Rispetto alle minacce di un passato che fatica ad articolare le sue ragioni e di un futuro che si presenta come troppo scontato, in un tempo presente ormai sfilacciato in cerca di senso, pare resistere il rito – il funerale degli isolani morti in mare, la bella assemblea omerica dei vecchi dell’isola – che però presto si rivela praticato più per superstiziosa indolenza, o per rabbioso orgoglio, che per fede nella qualità del proprio tempo. La cristiana, eppure paganissima, commemorazione funebre per il pescatore scomparso in mare officiata ogni anno da tutto il paese e con in testa il vecchio padre, Ernesto, la moglie Giulietta (Donatella Finocchiaro), il figlio Filippo (Filippo Pucillo) e il fratello Nino (Beppe Fiorello) non è più congrua rispetto a una perdita che non rientra in alcun ordine soprattutto perché, di fatto, non è risarcita da nessun ricambio generazionale. L’esito nobile e fiero dell’emozionante assemblea dei vecchi marinai che cercano di formulare le leggi non scritte che da sempre vigono in mare – leggi di solidarietà e di accoglienza al naufrago in difficoltà – non ha alcuna attualità rispetto alle leggi feroci di uno stato di cui il film mette in evidenza tutta l’ottusità. Lo stato, nel volto più screditato del governo in carica in Italia alla data in cui esce il film (settembre 2011), nelle direttive legislative ma anche nelle facce dei suoi sgherri incaricati di perpetuare la banalità del male, si ricorda di questi suoi territori di frontiera solo per giocare oscenamente con le vite umane – la tenuta sociale ed economica dei cittadini italiani che vivono alle frontiere del paese, e le vite fisiche dei migranti che sognano l’accoglienza in terra italiana come un miraggio di nuovo mondo – tirando la corda dell’esasperazione, per avere in cambio qualche immagine ad effetto da mostrare nei telegiornali di regime o per contrattare, finché è stato formalmente in carica sull’altra sponda del mare, con il tiranno libico.
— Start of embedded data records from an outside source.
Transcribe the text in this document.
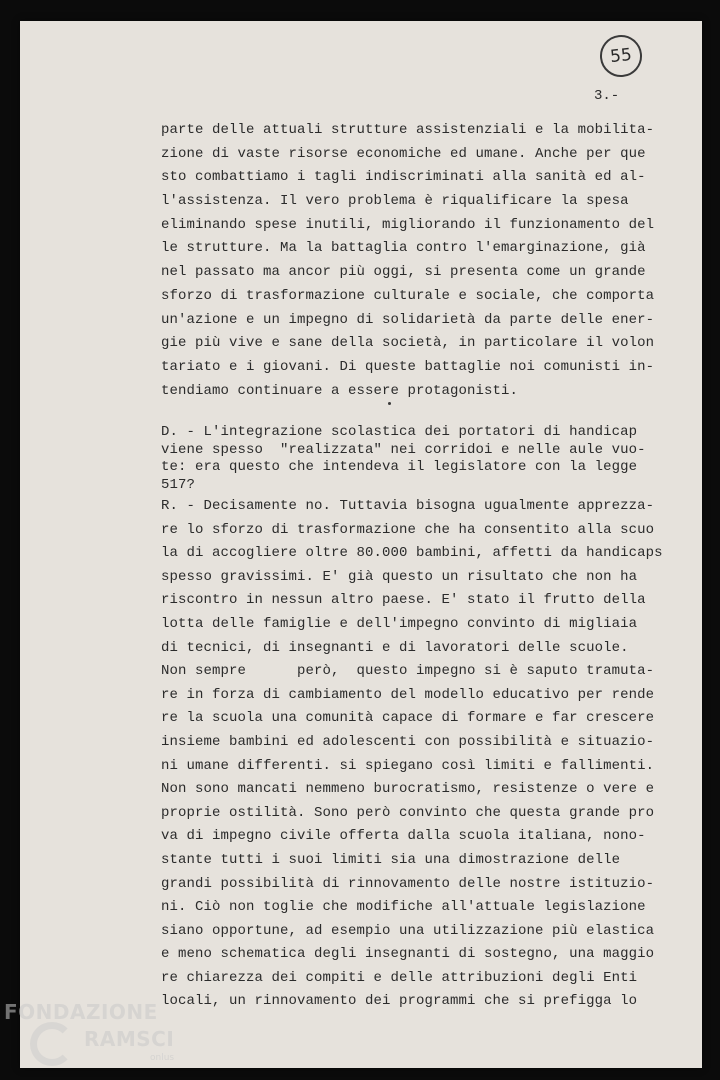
55
3.-
parte delle attuali strutture assistenziali e la mobilita-
zione di vaste risorse economiche ed umane. Anche per que
sto combattiamo i tagli indiscriminati alla sanità ed al-
l'assistenza. Il vero problema è riqualificare la spesa
eliminando spese inutili, migliorando il funzionamento del
le strutture. Ma la battaglia contro l'emarginazione, già
nel passato ma ancor più oggi, si presenta come un grande
sforzo di trasformazione culturale e sociale, che comporta
un'azione e un impegno di solidarietà da parte delle ener-
gie più vive e sane della società, in particolare il volon
tariato e i giovani. Di queste battaglie noi comunisti in-
tendiamo continuare a essere protagonisti.
D. - L'integrazione scolastica dei portatori di handicap
viene spesso  "realizzata" nei corridoi e nelle aule vuo-
te: era questo che intendeva il legislatore con la legge
517?
R. - Decisamente no. Tuttavia bisogna ugualmente apprezza-
re lo sforzo di trasformazione che ha consentito alla scuo
la di accogliere oltre 80.000 bambini, affetti da handicaps
spesso gravissimi. E' già questo un risultato che non ha
riscontro in nessun altro paese. E' stato il frutto della
lotta delle famiglie e dell'impegno convinto di migliaia
di tecnici, di insegnanti e di lavoratori delle scuole.
Non sempre      però,  questo impegno si è saputo tramuta-
re in forza di cambiamento del modello educativo per rende
re la scuola una comunità capace di formare e far crescere
insieme bambini ed adolescenti con possibilità e situazio-
ni umane differenti. si spiegano così limiti e fallimenti.
Non sono mancati nemmeno burocratismo, resistenze o vere e
proprie ostilità. Sono però convinto che questa grande pro
va di impegno civile offerta dalla scuola italiana, nono-
stante tutti i suoi limiti sia una dimostrazione delle
grandi possibilità di rinnovamento delle nostre istituzio-
ni. Ciò non toglie che modifiche all'attuale legislazione
siano opportune, ad esempio una utilizzazione più elastica
e meno schematica degli insegnanti di sostegno, una maggio
re chiarezza dei compiti e delle attribuzioni degli Enti
locali, un rinnovamento dei programmi che si prefigga lo
FONDAZIONE
RAMSCI
onlus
Nell’isola, i riti che per secoli hanno tenuto coesa la comunità non servono più né per confortare il dolore né per rinsaldare solidarietà di affetti e pulsioni ormai tutti centrifughi; ma non servono neppure per trovare formule di dicibilità del presente. Più efficace è il rito laico di liberazione individuale: il rito di ripulitura della casa dai ricordi ammuffiti come la carta da parati che Giulietta strappa con rabbia (ed è, nel film, la prima irruzione di una catartica violenza), eliminando per sempre la memoria concreta dello sposo scomparso in mare e promettendosi così una nuova vita. Efficaci, almeno per salvare qualche singolo destino fra tante derive di speranze, sono i gesti elementari dell’accoglienza che Ernesto insegna al nipote Filippo. Efficace – concretamente maieutica – è la cura tutta femminile che Giulietta non può che prestare alla clandestina che dà alla luce una nuova vita, ma insieme anche espelle l’incubo del suo recente passato. Ed efficace è anche la danza, liberatoria nella sua stolta vanità, con cui Nino fa dimenticare ai turisti in vacanza nell’isola la verità quotidiana degli sbarchi.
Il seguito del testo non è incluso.